What started as sibling influence turned into full careers. 

Chris began thinking about coaching in 2001, during his first-year teaching in MCPS. By 2003, he officially started coaching at Blake High school, later moving through Churchill, Quince Orchard, and eventually landing at Poolesville High School, where he is now a co-head wrestling coach. Even when he stepped away briefly to coach his son’s intramural team, wrestling kept pulling him back.

AJ started thinking about coaching during college. After teaching four years at Northwood High School, he arrived at Magruder High School in 2011 and has stayed there since. Along with being the head coach, AJ is also a science teacher and girls flag football coach, and he admits he prefers running his own program. 

Tim might have the longest coaching résumé of the three. He began coaching immediately after graduating in 2000, volunteering at Wheaton for four years before joining Chris at Blake. From there, he followed his brother to Churchill and Quince Orchard, later becoming head coach at Poolesville for nine years. Today, Tim works as a Special Education Para at Damascus High School and is the varsity wrestling coach at Oakdale High School. This is his 26th year coaching- 13 of them as a head coach. 

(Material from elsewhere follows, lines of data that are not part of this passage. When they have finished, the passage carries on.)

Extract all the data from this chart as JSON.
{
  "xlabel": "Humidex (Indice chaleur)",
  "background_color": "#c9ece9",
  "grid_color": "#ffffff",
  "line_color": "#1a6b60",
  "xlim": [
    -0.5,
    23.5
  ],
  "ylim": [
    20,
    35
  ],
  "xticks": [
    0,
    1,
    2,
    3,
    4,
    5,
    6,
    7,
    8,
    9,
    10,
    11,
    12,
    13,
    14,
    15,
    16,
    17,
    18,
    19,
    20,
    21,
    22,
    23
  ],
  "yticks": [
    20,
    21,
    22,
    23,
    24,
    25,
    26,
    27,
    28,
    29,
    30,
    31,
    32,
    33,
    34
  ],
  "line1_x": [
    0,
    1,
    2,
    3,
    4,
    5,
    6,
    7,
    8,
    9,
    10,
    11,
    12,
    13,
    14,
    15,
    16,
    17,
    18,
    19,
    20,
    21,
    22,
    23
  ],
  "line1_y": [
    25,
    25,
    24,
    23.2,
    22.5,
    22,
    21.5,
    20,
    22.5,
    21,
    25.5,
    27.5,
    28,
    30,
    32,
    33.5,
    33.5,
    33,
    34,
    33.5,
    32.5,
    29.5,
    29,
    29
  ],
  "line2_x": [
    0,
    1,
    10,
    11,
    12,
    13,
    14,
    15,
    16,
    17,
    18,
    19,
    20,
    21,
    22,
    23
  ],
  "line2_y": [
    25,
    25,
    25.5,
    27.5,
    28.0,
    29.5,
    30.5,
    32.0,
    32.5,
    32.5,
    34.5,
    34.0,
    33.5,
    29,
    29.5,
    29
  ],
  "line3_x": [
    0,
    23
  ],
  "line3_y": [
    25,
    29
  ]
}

At different points, the brothers have coached together. Chris and Tim spent about 10 years on the same staff. AJ and Tim coached together for one season at Magruder, which AJ described as “cool”.

 All three coaching together? That never happened. 

Instead, the rivalry took over. 

Chris says he’s 9-1 against AJ’s teams. Tim claims he’s 14-1 versus AJ and 3-0 against Chris. AJ, notably, did not provide a counter-stat.

Chris summed it up best: Tim isn’t in MCPS anymore and AJ  “might not like it because he’s lost to both of us so much”  

Sibling energy, clearly, never fades. 

Behind the jokes and records is real respect. All three brothers stayed in the sport- not for trophies, but for the students. They became educators, mentors, and coaches who passed on lessons learned long ago at Wheaton High School. 

When two Tao-lead teams face off, it’s not just another match. Its years of history, family competition, and a rivalry that’s still very much alive. 

And yes-someone is definitely keeping score.